Factors Influencing Enzymatic Activity

Enzymes are proteins present throughout nature. The use of enzymes dates back more than five thousand years when people used enzymes called “rennet” to turn milk into cheese. This is one example of how enzymes function as catalysts, that is, they can accelerate biological reactions.

Factors Influencing Enzymatic Activity
Factors Influencing Enzymatic Activity

The clients served by Novozymes, the company responsible for this blog, use the enzymatic alternatives to replace chemicals and improve the efficiency of various industrial processes. Enzymes can be used in the manufacture of products such as breads, biofuels, beer, yogurt, leather, fabrics and laundry soap.

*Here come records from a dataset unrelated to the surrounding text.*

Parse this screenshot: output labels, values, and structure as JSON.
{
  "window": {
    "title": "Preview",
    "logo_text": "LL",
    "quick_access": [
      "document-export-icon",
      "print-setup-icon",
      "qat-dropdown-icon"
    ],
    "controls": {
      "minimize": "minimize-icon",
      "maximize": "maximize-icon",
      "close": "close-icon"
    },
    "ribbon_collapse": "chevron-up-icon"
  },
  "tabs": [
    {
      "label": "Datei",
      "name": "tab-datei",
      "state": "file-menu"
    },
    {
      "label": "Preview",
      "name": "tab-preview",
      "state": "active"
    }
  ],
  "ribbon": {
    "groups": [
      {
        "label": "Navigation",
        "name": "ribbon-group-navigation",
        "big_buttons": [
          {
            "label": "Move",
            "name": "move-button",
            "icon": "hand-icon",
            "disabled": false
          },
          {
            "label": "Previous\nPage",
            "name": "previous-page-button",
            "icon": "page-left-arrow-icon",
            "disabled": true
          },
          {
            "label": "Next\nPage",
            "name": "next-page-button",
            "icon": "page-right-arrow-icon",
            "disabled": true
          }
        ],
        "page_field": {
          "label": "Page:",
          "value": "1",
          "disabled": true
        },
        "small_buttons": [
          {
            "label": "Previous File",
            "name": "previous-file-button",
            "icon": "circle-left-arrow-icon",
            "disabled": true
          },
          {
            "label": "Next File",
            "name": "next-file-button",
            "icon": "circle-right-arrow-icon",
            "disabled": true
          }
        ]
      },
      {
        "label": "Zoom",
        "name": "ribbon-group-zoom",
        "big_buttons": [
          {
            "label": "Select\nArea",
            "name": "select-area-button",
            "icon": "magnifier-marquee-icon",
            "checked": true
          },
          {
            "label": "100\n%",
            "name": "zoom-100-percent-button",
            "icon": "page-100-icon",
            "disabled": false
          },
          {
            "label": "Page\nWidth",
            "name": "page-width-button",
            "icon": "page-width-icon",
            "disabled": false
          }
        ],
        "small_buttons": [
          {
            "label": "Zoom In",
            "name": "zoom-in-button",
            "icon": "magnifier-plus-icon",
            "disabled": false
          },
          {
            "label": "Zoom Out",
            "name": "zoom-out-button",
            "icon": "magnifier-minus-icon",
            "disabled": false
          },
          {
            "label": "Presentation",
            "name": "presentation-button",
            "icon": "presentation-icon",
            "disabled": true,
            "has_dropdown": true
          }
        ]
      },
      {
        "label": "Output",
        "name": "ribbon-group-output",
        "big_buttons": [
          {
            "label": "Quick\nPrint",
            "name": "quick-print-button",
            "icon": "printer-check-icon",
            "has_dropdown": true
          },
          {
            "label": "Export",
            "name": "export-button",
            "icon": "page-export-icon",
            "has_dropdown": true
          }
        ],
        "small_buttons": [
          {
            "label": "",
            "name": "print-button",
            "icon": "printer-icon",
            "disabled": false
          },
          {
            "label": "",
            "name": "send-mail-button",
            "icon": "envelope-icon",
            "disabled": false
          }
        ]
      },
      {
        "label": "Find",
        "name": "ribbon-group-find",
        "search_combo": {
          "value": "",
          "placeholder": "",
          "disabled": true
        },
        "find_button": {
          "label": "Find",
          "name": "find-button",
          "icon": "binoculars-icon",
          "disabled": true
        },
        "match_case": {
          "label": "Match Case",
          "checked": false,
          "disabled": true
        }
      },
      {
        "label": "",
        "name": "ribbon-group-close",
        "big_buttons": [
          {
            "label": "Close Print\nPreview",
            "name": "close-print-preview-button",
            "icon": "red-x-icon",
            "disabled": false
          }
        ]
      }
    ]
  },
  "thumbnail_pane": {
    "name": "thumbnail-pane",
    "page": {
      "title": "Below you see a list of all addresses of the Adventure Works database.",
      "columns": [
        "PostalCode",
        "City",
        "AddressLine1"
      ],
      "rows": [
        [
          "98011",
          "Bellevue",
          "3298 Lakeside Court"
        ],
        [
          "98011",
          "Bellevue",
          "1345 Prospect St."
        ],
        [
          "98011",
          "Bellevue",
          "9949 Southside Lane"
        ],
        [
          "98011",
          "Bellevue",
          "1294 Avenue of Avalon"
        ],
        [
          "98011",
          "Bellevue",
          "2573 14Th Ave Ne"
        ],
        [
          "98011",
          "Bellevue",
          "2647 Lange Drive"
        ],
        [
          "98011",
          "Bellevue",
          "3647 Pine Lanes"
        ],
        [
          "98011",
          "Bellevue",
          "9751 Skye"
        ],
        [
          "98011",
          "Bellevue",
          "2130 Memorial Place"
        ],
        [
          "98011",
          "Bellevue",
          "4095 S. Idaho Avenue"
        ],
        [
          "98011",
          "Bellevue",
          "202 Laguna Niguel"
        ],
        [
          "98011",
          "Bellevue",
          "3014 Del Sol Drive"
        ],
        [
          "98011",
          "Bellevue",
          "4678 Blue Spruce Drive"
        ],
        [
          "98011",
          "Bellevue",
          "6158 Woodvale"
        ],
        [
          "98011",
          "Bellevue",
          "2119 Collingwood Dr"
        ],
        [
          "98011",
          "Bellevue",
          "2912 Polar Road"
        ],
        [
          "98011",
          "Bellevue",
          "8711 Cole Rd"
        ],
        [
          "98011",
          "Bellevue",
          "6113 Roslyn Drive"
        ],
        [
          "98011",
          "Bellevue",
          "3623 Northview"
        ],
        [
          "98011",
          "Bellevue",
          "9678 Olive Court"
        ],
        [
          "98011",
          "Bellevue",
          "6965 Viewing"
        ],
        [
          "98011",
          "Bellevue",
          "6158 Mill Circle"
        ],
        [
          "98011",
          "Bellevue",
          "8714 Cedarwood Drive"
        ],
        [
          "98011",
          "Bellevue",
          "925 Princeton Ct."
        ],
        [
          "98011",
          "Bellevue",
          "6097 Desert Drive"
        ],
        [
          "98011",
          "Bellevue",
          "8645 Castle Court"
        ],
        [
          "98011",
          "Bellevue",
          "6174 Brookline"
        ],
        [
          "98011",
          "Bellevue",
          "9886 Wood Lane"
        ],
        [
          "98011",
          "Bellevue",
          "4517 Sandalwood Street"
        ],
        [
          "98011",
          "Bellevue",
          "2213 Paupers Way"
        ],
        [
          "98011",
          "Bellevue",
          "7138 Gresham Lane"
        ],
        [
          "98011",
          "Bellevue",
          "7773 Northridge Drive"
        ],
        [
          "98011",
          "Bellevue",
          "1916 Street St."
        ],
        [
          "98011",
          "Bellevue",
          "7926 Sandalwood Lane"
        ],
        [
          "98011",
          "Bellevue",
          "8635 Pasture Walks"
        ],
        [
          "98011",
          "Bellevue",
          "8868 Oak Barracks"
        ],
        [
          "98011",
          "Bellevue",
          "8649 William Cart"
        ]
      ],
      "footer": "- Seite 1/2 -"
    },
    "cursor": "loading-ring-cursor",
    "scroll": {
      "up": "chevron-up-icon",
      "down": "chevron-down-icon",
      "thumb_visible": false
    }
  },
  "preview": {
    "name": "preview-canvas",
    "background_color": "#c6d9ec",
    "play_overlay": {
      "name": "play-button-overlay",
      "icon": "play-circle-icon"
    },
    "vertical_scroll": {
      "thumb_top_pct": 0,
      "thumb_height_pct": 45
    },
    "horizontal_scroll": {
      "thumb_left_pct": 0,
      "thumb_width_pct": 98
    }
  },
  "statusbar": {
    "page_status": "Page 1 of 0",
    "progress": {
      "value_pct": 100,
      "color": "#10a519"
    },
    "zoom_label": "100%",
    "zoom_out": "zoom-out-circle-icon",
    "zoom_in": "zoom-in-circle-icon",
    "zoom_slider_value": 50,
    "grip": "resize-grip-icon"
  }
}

Enzymatic activity is influenced mainly by temperature, pH and time. Let’s look at each one separately.

 

Factors Affecting Enzyme Activity

Temperature: Following the behavior of chemical reactions, the rate of enzymatic activity increases as the temperature increases. However, the reaction rate increases to a maximum, after a certain temperature the speed declines rapidly, even increasing the temperature. This is because the three-dimensional structure of the enzymes breaks down, making it impossible to form the enzyme-substrate complex. It can be said that the rate of reaction increases or decreases by a factor of 2 to each variation of 10 degrees centigrade in the range of 10 ° to 70 °.
In the case of bread, this factor is important because, as soon as the bread enters the oven, the temperature inside it is less than outside. Thus the enzymes act on the sugar very quickly in the first half of the roasting time. After that, they are destroyed.

pH: As in the case of temperature, there is a value for optimal activity which, after it occurs a rapid decrease.

Time: Enzymatic activity is directly influenced by the action of time. The longer the enzyme is in contact with the substrate, the more products will be produced, as long as there is a substrate.